A Man Called Adam is a film of historical significance for a number of reasons—including that it’s the first film directed by Leo Penn, the father of Sean and Chris Penn. Leo was blacklisted as an actor during the HUAC era due to his strong support of trade unions and refusal to name names. He reinvented himself in the early ‘60s, mainly as a director of episodic television, a role he pursued well into the mid ‘90s (he died in 1998), but A Man Called Adam was his only real theatrical release. Another film ,1988’s Judgment in Berlin, had a very limited theatrical release.
Sammy Davis Jr. in perhaps a career-best role plays Adam Johnson, a talented jazz cornetist who is plagued by his demons, including alcoholism and feeling responsibility for the untimely deaths of his wife and child. He becomes friends with legendary jazz musician Willie Ferguson (played by… Louis Armstrong), and falls head over heels for Willie’s granddaughter Claudia (Cicely Tyson, who would go onto have a very tumultuous relationship with Miles Davis). But will his demons get the better of him?

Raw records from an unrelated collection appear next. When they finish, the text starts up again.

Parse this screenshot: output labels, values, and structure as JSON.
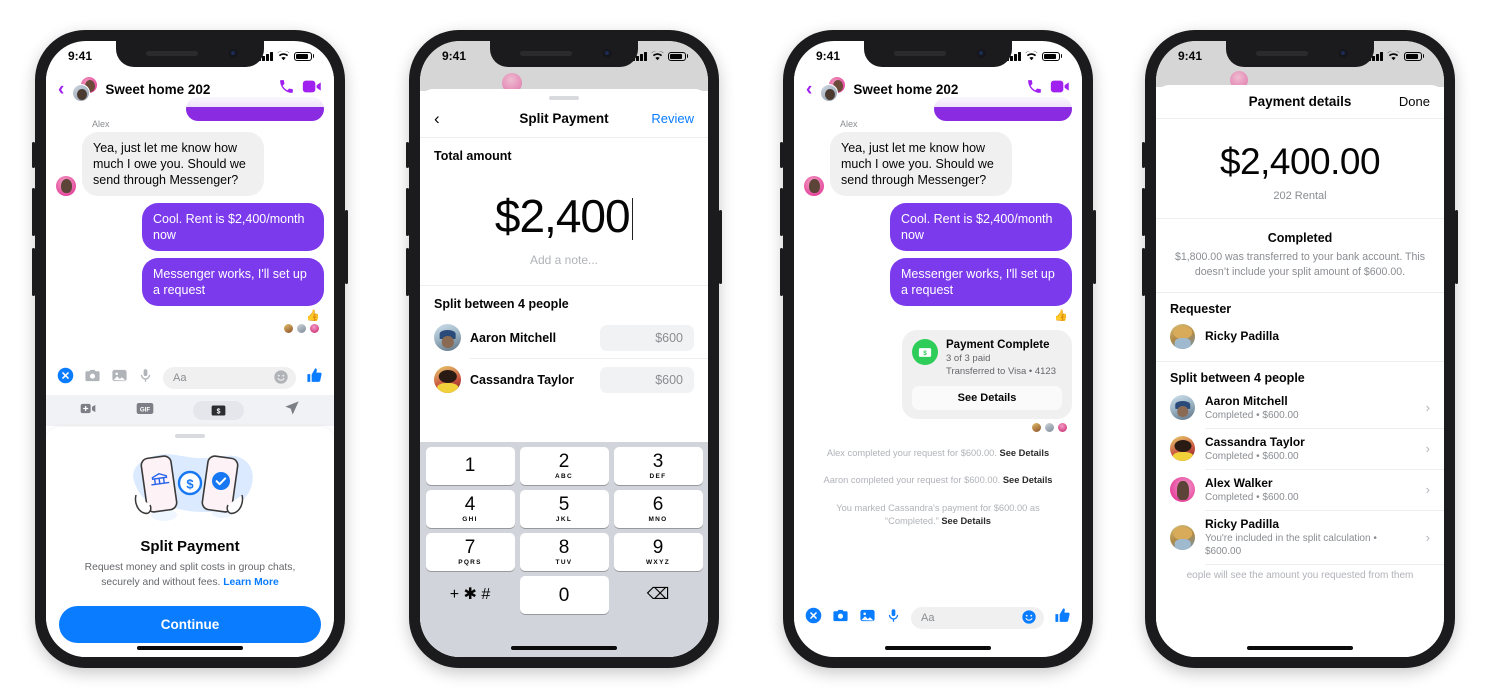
{
  "status_bar": {
    "time": "9:41"
  },
  "phone1": {
    "chat": {
      "title": "Sweet home 202",
      "sender_label": "Alex",
      "incoming": "Yea, just let me know how much I owe you. Should we send through Messenger?",
      "outgoing_1": "Cool. Rent is $2,400/month now",
      "outgoing_2": "Messenger works, I'll set up a request",
      "composer_placeholder": "Aa"
    },
    "intro": {
      "title": "Split Payment",
      "description_1": "Request money and split costs in group chats, securely and without fees. ",
      "learn_more": "Learn More",
      "cta": "Continue"
    }
  },
  "phone2": {
    "header": {
      "title": "Split Payment",
      "action": "Review",
      "back": "‹"
    },
    "total_label": "Total amount",
    "amount": "$2,400",
    "note_placeholder": "Add a note...",
    "split_label": "Split between 4 people",
    "people": [
      {
        "name": "Aaron Mitchell",
        "amount": "$600",
        "avatar": "aaron"
      },
      {
        "name": "Cassandra Taylor",
        "amount": "$600",
        "avatar": "cass"
      }
    ],
    "keypad": [
      {
        "num": "1",
        "abc": ""
      },
      {
        "num": "2",
        "abc": "ABC"
      },
      {
        "num": "3",
        "abc": "DEF"
      },
      {
        "num": "4",
        "abc": "GHI"
      },
      {
        "num": "5",
        "abc": "JKL"
      },
      {
        "num": "6",
        "abc": "MNO"
      },
      {
        "num": "7",
        "abc": "PQRS"
      },
      {
        "num": "8",
        "abc": "TUV"
      },
      {
        "num": "9",
        "abc": "WXYZ"
      },
      {
        "num": "+ ✱ #",
        "abc": ""
      },
      {
        "num": "0",
        "abc": ""
      },
      {
        "num": "⌫",
        "abc": ""
      }
    ]
  },
  "phone3": {
    "chat": {
      "title": "Sweet home 202",
      "sender_label": "Alex",
      "incoming": "Yea, just let me know how much I owe you. Should we send through Messenger?",
      "outgoing_1": "Cool. Rent is $2,400/month now",
      "outgoing_2": "Messenger works, I'll set up a request",
      "composer_placeholder": "Aa"
    },
    "card": {
      "title": "Payment Complete",
      "line1": "3 of 3 paid",
      "line2": "Transferred to Visa • 4123",
      "button": "See Details"
    },
    "system_messages": [
      {
        "text": "Alex completed your request for $600.00. ",
        "link": "See Details"
      },
      {
        "text": "Aaron completed your request for $600.00. ",
        "link": "See Details"
      },
      {
        "text": "You marked Cassandra's payment for $600.00 as “Completed.” ",
        "link": "See Details"
      }
    ]
  },
  "phone4": {
    "header": {
      "title": "Payment details",
      "action": "Done"
    },
    "amount": "$2,400.00",
    "memo": "202 Rental",
    "status": "Completed",
    "description": "$1,800.00 was transferred to your bank account. This doesn’t include your split amount of $600.00.",
    "requester_label": "Requester",
    "requester": {
      "name": "Ricky Padilla",
      "avatar": "ricky"
    },
    "split_label": "Split between 4 people",
    "people": [
      {
        "name": "Aaron Mitchell",
        "sub": "Completed • $600.00",
        "avatar": "aaron"
      },
      {
        "name": "Cassandra Taylor",
        "sub": "Completed • $600.00",
        "avatar": "cass"
      },
      {
        "name": "Alex Walker",
        "sub": "Completed • $600.00",
        "avatar": "alex"
      },
      {
        "name": "Ricky Padilla",
        "sub": "You're included in the split calculation • $600.00",
        "avatar": "ricky"
      }
    ],
    "footer_note": "eople will see the amount you requested from them"
  },
  "colors": {
    "messenger_blue": "#0a7cff",
    "bubble_purple": "#7c3aed",
    "header_purple": "#a020f0",
    "success_green": "#2ecc58",
    "grey_bubble": "#f1f0f0"
  }
}
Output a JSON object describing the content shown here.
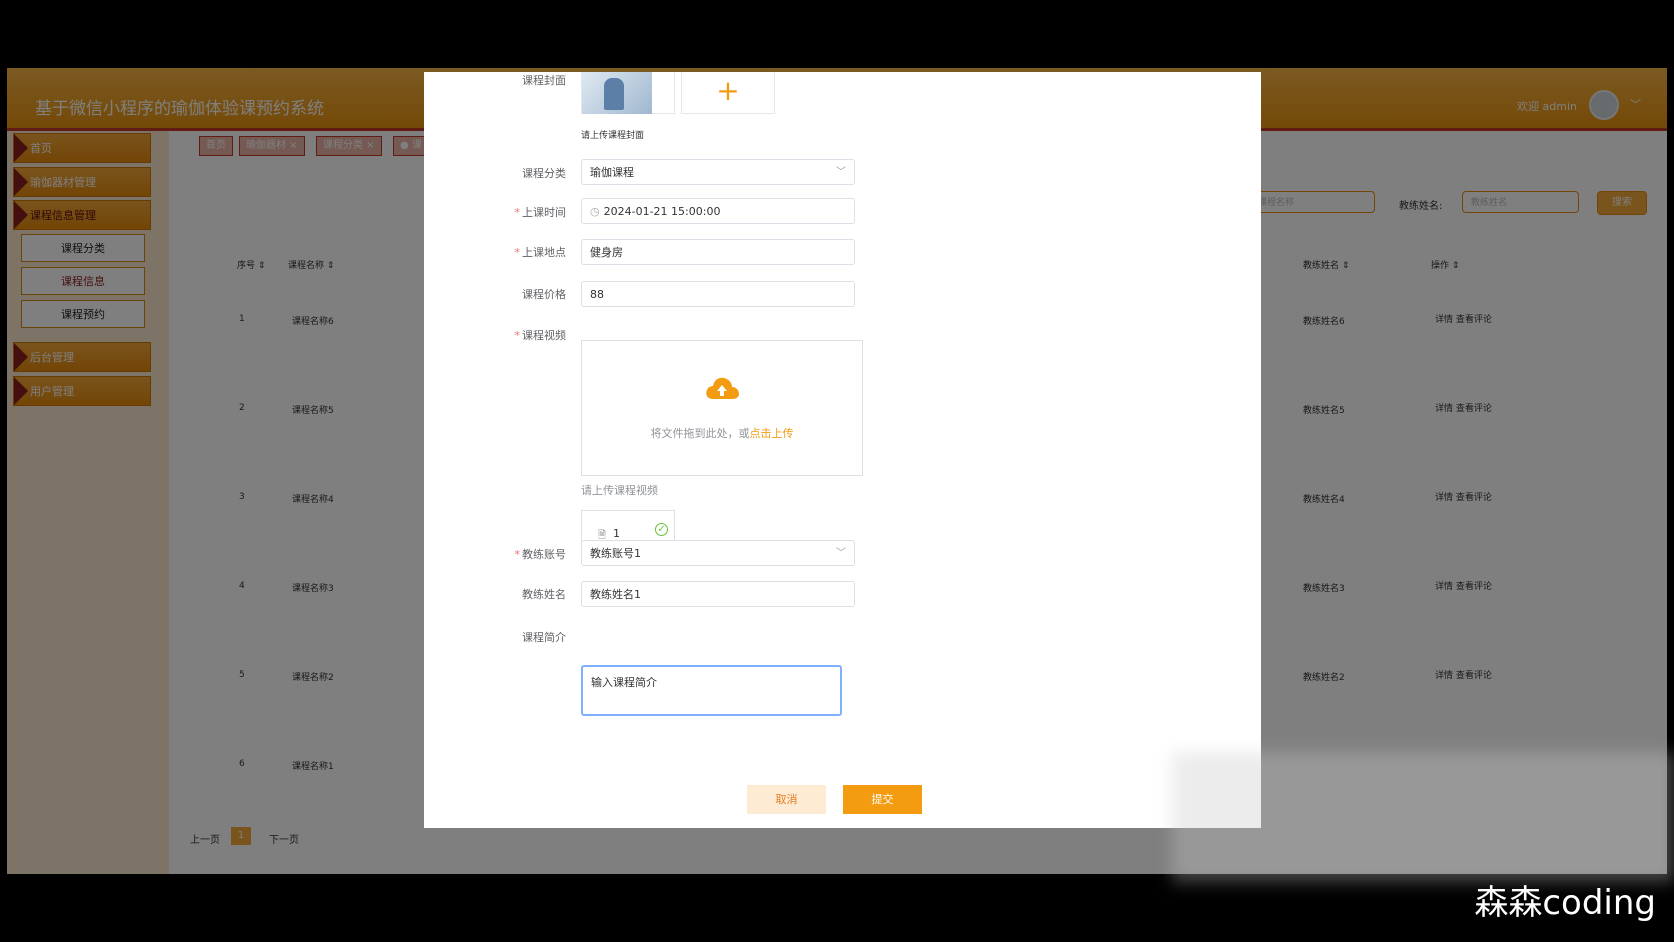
{
  "app": {
    "title": "基于微信小程序的瑜伽体验课预约系统",
    "welcome": "欢迎 admin",
    "chevron": "﹀"
  },
  "sidebar": {
    "items": [
      {
        "label": "首页"
      },
      {
        "label": "瑜伽器材管理"
      },
      {
        "label": "课程信息管理"
      },
      {
        "label": "后台管理"
      },
      {
        "label": "用户管理"
      }
    ],
    "subitems": [
      {
        "label": "课程分类"
      },
      {
        "label": "课程信息"
      },
      {
        "label": "课程预约"
      }
    ]
  },
  "tabs": [
    {
      "label": "首页"
    },
    {
      "label": "瑜伽器材 ×"
    },
    {
      "label": "课程分类 ×"
    },
    {
      "label": "● 课"
    }
  ],
  "search": {
    "course_placeholder": "课程名称",
    "coach_label": "教练姓名:",
    "coach_placeholder": "教练姓名",
    "button": "搜索"
  },
  "table": {
    "headers": [
      "序号 ⇕",
      "课程名称 ⇕",
      "教练姓名 ⇕",
      "操作 ⇕"
    ],
    "rows": [
      {
        "index": "1",
        "name": "课程名称6",
        "coach": "教练姓名6",
        "ops": "详情  查看评论"
      },
      {
        "index": "2",
        "name": "课程名称5",
        "coach": "教练姓名5",
        "ops": "详情  查看评论"
      },
      {
        "index": "3",
        "name": "课程名称4",
        "coach": "教练姓名4",
        "ops": "详情  查看评论"
      },
      {
        "index": "4",
        "name": "课程名称3",
        "coach": "教练姓名3",
        "ops": "详情  查看评论"
      },
      {
        "index": "5",
        "name": "课程名称2",
        "coach": "教练姓名2",
        "ops": "详情  查看评论"
      },
      {
        "index": "6",
        "name": "课程名称1",
        "coach": "",
        "ops": ""
      }
    ]
  },
  "pager": {
    "prev": "上一页",
    "current": "1",
    "next": "下一页"
  },
  "form": {
    "cover_label": "课程封面",
    "cover_hint": "请上传课程封面",
    "plus": "+",
    "category_label": "课程分类",
    "category_value": "瑜伽课程",
    "time_label": "上课时间",
    "time_value": "2024-01-21 15:00:00",
    "time_icon": "◷",
    "place_label": "上课地点",
    "place_value": "健身房",
    "price_label": "课程价格",
    "price_value": "88",
    "video_label": "课程视频",
    "upload_text": "将文件拖到此处，或",
    "upload_link": "点击上传",
    "video_hint": "请上传课程视频",
    "file_name": "1",
    "file_icon": "🗎",
    "file_ok": "✓",
    "coach_account_label": "教练账号",
    "coach_account_value": "教练账号1",
    "coach_name_label": "教练姓名",
    "coach_name_value": "教练姓名1",
    "intro_label": "课程简介",
    "intro_value": "输入课程简介",
    "required_mark": "*",
    "arrow": "﹀",
    "cancel": "取消",
    "submit": "提交"
  },
  "watermark": "森森coding"
}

The film certainly has its heart in the right place, and it is partly shocking just to see pre-Blaxploitation film full of an almost completely African-American cast, other than Frank Sinatra Jr., who plays Adam’s buddy in the film. You can feel the pain coming from Sammy Davis Jr. throughout the film, and when you find out that Adam is setting off to do a tour of the South, just by his mannerisms you know Sammy has lived that and all the dread of what could happen. Ossie Davies has a good part as well as Adam’s good friend Nelson.
Overall, the film falls a little too much into mid-‘60s pop psychology, but the stuff about the civil rights movement of the ‘60s is effective. Sammy Davis Jr. had a complicated relationship with the Black community, despite being a Civil Rights activist—he infamously endorsed Nixon in 1972, something he later regretted. Adam is also portrayed as an abusive alcoholic, and while you’ve seen this all before, it’s an effective little film. It’s pretty obvious that for large chunks of the musical numbers Sammy isn’t playing his cornet, which was dubbed in afterwards by a more experienced cornetist, Nat Adderley.
The disc just has an audio commentary with film historian Sergio Mims and an interview with radio broadcast Jumoké Fashola, who doesn’t seem to know that much about the film (seems to have seen it the day before the interview was shot) but talks about the jazz in the film.